Protecting Estates.
Protecting Legacies.

Proving undue influence when challenging a will

When a loved one dies in California and makes you a beneficiary in his or her will, you may feel frustrated or disappointed if you do not inherit what you expect. However, if you did not inherit what you anticipated because someone subjected your loved one to something called undue influence, you may be able to contest the will in court.

Per the American Bar Association, undue influence occurs when one party uses excessive persuasion to influence the actions of another party to the extent that the individual no longer acts within his or her own free will. There are certain elements you need to prove if you decide to contest a will on the grounds of undue influence.

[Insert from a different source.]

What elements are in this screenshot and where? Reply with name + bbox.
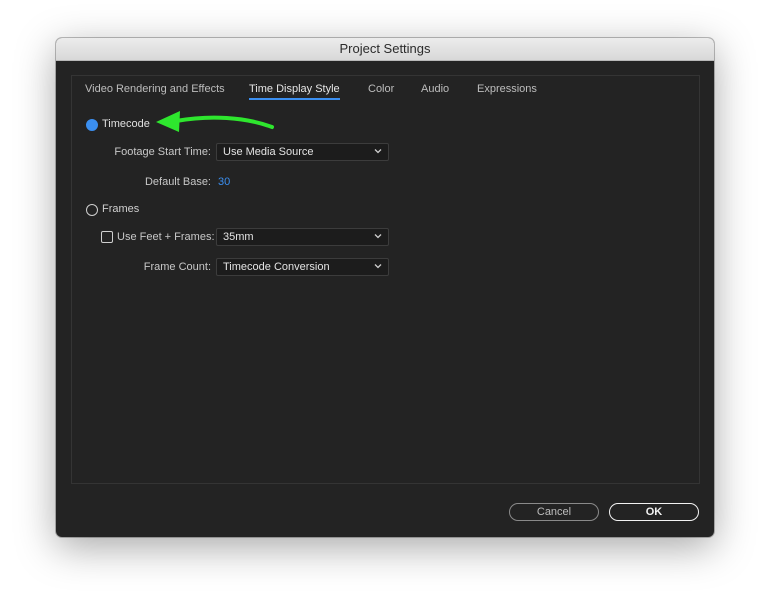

Key arguments in an undue influence case

To prove undue influence in court, you need to show that the party that influenced the other had a certain degree of power or authority over the other. Then, you need to show that the influential party preyed on the other party’s mental limitations, or took an “oppressive and unfair advantage” of the other party’s condition or situation.

Key considerations in an undue influence case

When deciding if undue influence occurred, expect the court to consider how vulnerable the victim was to influence. The court may take into account mental capacity and dependency, among other areas. The influencer’s tactics and actions in influencing the victim also fall under the microscope, as does the overall outcome of the influencer’s actions.

Your ability to succeed in an undue influence case depends on your ability to demonstrate that an unequal relationship and unreasonable coercion resulted in your loved one making estate planning moves he or she otherwise would not.